(三)损害及救济方式
委托书之诉中的损害是相当特殊的问题。因为在实践中,违反委托书规则的案件往往涉及公司兼并、选举董事等事宜,一个与股东在未受影响时所做的投票相反的决定到底在多大程度上给他造成损失是无法用数字来准确衡量的。这就决定了在一项规则14a-9的诉讼中损害赔偿并不是一个切实可行的救济方式。但是最高法院曾在一个涉及公司兼并的案件中判决通过查证被兼并公司的股票与兼并后公司股票之间的公平的转换率与实际转换率之间的差额来计算损失。另外,当委托书已经被运用到对某一事项的投票决定时,强行恢复原状显然也不是一个好的办法。因为这往往会使无辜的第三者遭受不利的影响。在实践中,美国联邦法院通常依据违反委托书规则的严重性来决定是否取消已投票决定的事。举例来说,对于那些未在规定的时间内散发征集资料,或者未能将后续的征集资料向证交会备案等违法行为,法院不会宣布选举无效。但是,当某公司被发现非法将股东建议排除在它的委托书声明之外,法院将严禁该股东大会的召开并命令重新开始征集程序。如果征集资料中含有重大错误信息,法院会宣告委托书无效,终止股东大会,并要求起草一项包括在下一次征集委托书资料中的正式声明。[9]
六对中国相关立法和司法的借鉴
目前中国的立法中与股东投票委托书制度相关的规定有:《公司法》第108条:“股东可委托代理人出席股东会,代理人应向公司提交股东授权委托书,并在授权范围内行使表决权。”《股票发行与交易管理暂行条例》第65条:“股票持有人可以授权他人代为行使同意权或股票权。但是,任何人在征集二十五人以上的同意权或投票权时,应遵守证监会有关信息披露和作出报告的规定。”另外,《上市公司章程指引》第49至52条对一般投票代理权的行使做了详细的规定。上述法律规定真正与投票委托书制度相关的也就是《条例》的第65条,但该条规定过于简陋,事实上导致股东投票委托书制度的法律真空。

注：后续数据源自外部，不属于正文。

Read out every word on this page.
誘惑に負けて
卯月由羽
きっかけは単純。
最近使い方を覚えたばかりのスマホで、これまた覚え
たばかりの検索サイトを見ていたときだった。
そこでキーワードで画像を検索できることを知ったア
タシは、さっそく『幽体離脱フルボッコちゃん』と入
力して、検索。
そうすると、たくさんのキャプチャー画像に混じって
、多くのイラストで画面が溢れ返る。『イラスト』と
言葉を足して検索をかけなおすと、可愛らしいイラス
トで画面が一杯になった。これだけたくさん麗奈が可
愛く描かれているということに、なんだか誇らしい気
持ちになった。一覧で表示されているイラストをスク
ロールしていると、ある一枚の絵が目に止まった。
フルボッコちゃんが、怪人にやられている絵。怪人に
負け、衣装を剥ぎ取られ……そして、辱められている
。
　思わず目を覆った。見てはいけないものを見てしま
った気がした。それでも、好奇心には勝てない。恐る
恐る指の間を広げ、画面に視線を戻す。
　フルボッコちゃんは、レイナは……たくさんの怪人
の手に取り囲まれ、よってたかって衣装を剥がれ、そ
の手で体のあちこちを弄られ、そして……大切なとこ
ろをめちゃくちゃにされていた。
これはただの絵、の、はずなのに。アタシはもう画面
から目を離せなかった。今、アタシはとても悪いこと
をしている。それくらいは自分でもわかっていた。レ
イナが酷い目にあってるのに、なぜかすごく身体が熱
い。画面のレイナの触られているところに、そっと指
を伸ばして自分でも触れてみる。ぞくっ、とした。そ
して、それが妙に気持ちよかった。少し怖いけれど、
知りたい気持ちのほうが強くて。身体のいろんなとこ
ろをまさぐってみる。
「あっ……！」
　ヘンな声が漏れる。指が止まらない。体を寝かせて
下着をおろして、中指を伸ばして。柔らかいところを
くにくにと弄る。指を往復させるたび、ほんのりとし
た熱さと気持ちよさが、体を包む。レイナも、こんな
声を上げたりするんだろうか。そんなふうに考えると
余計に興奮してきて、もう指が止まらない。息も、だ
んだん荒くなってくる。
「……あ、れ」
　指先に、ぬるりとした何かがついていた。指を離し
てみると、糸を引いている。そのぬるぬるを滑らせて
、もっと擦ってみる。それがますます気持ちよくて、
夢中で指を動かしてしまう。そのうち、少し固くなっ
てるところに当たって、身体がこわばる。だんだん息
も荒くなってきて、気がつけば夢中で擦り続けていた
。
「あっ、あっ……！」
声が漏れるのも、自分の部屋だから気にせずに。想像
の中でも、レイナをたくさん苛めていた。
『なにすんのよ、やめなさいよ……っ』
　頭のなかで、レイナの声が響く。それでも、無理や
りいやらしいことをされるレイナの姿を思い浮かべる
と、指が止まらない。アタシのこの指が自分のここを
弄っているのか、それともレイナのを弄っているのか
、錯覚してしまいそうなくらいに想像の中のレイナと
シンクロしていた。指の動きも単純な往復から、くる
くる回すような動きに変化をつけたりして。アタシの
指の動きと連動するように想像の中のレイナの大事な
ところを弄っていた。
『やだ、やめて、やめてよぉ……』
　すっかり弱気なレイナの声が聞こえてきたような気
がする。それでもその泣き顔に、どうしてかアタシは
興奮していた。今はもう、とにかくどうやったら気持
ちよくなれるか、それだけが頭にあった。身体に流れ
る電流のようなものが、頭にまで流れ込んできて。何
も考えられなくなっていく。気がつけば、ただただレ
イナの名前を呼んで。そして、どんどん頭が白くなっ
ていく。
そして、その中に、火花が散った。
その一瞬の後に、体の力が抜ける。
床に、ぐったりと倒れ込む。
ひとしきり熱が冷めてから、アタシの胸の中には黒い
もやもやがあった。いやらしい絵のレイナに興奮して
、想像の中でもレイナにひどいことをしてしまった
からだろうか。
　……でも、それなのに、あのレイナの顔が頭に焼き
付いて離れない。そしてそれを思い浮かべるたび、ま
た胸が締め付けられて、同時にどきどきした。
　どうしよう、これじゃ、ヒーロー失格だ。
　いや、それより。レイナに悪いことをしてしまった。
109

前文已述,随着公司体制的改革以及现代公司所有权与经营权分离的不断深化,股东投票委托书制度的发展势在必行。[10]因此,相关的立法和司法活动必须顺应并促进这一实践的发展和需要。对比美国的法制,笔者试从三个方面探讨我国股东投票委托书制度的完善。
第一,立法体例的设计。美国对股东投票委托书制度的立法管理包括各州公司法、联邦证券交易法,证交会规则以及交易所规则,其中以证券交易法的规定为根本,以证交会的规则为主体。股东投票委托书制度从其形式上来说是民法上代理权的一种特殊形态,从该制度保护股东权利这一宗旨来看,它同时涉及公司法和证券法的内容。但是,股东投票委托书制度在根本上是对股东证券(股票)上权利的保护,整个制度的运转也是以证券(股票)为依托的。因此,在证券法中规定股东投票委托书制度是最合理的安排。同样,由于股东投票委托书制度是是一个相当复杂的机制,证券法作为规范证券活动的根本大法,不宜在其中对此作出过细的规定,授权证监会制定一套详细的实施细则是必需的。简言之,在立法体例上,我们完全可以参照美国的体系。